European Human Rights is complex because human rights law is complex. Generalised standards which touch pivotal policies of States and are of vital interest to individuals require interpretative skills of the highest analytical quality and the greatest sensitivity to the context in which the rules are applied to produce convincing judgments. Further, as national experiences have taught us, this process must take into account evidential questions of a particularly testing kind to establish the context by a method which rises above mere assertion. National jurisprudence also demonstrates that courts are prepared to look outside their own legal system to find examples of how other courts have resolved similar issues. At the international level, the Human Rights Committee and the European Court of Human Rights have been adept at extending the protection given by the basic treaties through imaginative techniques of interpretation. In this clutter of sources and amid flexible interpretation, a lot is asked of judges to demonstrate the reasons for their judgments, for them to show that there is a difference between the limits of the judicial function and the unconstrained power of the legislature, even if the line between them is drawn in a different place in different legal systems. It is an important function of academic constitutional scholarship to supplement the judicial process - not simply to show that another decision could have been reached but that it should have been.

The papers at the Conference touched several of these themes. They all aspired to something more than accounts of institutional structures or bodies of caselaw. There was a clearly shared language for consideration of the issues, even if not an identity of endorsement of the outcomes, of the matters discussed. The papers and the subsequent discussion showed the need for collaboration between the various categories of European human rights lawyers and between European human rights lawyers and domestic lawyers. Nobody can do it all. The self-adopted description by the European Court of Human Rights of its role as "subsidiary" in the protection of human rights to the primary role of national legal orders works only when national lawyers and institutions know what is required of them. The same is true for EC lawyers and its institutions. The papers at the Conference indicate that there is a generation of young scholars who can meet the demands of academic research and the interests of the practical world to meet the continuing challenges raised by the human rights project.

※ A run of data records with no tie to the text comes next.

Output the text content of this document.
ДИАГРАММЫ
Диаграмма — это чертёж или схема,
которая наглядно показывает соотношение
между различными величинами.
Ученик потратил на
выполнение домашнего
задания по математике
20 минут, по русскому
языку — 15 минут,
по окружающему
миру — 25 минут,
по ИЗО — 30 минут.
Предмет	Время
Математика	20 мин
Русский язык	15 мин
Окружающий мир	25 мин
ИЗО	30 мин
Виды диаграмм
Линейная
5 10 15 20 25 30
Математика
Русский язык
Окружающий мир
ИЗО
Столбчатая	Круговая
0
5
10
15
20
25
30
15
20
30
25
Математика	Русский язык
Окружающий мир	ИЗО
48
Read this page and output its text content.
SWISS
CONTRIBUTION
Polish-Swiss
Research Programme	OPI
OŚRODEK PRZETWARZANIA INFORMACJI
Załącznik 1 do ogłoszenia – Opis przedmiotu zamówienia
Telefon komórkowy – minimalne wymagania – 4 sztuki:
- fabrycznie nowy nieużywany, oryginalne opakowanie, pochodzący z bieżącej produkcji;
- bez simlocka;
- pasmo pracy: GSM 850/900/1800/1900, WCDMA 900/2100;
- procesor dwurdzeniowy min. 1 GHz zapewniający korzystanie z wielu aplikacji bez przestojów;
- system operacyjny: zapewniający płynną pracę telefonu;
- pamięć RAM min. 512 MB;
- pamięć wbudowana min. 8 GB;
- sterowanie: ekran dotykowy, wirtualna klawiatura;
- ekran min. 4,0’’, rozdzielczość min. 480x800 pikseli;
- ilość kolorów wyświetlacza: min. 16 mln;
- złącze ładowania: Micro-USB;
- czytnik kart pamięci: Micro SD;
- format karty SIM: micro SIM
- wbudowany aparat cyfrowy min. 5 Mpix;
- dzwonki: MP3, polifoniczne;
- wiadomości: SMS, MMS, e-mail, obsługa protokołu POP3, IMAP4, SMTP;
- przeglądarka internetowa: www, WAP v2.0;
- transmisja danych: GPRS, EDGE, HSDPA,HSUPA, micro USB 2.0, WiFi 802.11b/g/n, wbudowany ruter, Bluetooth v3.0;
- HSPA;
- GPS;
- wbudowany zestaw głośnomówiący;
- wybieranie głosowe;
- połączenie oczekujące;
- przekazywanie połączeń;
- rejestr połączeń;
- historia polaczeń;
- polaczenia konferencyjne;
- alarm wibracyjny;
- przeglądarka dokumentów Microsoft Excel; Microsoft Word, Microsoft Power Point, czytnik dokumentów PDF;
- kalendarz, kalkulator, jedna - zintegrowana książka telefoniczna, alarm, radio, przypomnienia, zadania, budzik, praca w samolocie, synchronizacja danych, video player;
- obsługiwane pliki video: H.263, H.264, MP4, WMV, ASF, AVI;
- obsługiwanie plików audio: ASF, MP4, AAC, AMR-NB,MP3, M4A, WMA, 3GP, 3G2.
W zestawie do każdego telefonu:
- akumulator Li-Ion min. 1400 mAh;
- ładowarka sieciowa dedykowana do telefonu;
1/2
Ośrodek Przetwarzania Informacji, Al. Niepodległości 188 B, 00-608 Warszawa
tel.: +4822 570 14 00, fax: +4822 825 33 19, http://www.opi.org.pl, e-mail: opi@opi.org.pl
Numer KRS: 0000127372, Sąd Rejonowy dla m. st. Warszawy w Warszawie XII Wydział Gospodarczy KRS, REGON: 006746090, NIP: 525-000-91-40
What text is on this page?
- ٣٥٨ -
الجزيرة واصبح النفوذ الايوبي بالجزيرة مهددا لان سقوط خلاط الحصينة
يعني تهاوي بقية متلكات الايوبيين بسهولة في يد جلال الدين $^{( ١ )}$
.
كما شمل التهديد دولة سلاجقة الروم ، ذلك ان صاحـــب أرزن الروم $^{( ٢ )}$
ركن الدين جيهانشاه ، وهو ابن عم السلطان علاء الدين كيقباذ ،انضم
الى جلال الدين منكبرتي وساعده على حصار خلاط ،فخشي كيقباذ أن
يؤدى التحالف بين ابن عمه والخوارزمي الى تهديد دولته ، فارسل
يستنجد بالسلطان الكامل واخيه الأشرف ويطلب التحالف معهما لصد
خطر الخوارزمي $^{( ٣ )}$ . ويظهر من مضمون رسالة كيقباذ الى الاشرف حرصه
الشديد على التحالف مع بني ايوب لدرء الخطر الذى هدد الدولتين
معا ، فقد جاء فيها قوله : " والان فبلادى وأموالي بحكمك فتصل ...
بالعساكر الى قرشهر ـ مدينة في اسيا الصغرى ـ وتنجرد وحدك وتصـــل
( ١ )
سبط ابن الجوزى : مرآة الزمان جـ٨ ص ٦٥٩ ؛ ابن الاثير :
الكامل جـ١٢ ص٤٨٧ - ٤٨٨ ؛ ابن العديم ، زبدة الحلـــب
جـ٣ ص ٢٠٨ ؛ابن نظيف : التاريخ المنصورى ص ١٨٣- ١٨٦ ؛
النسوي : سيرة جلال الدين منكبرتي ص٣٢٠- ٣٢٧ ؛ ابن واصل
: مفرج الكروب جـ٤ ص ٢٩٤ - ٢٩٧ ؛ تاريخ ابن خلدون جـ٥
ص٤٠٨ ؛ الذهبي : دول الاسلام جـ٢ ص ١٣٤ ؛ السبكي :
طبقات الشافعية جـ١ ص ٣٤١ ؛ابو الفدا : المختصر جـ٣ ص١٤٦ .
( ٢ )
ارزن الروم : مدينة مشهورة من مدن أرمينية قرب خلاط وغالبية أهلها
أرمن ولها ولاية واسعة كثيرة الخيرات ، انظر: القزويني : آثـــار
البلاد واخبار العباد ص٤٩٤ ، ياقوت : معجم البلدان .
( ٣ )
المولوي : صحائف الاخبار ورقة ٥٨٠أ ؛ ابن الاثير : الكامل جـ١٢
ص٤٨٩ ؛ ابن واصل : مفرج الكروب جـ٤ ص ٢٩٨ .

Four of the papers which were given at the Conference follow. Each has an introductory summary, which I do not intend to duplicate. All the authors deserve congratulations for bringing their papers to publication. The Durham European Law Institute is grateful to them for the effort they have made, as it is to the other contributors whose papers stimulated much vigorous debate. Finally the Law Department expresses its gratitude to Holly Cullen and Sangeeta Shah, two of our colleagues, who planned, prepared and organised the Conference, to the great benefit and pleasure of those who took part.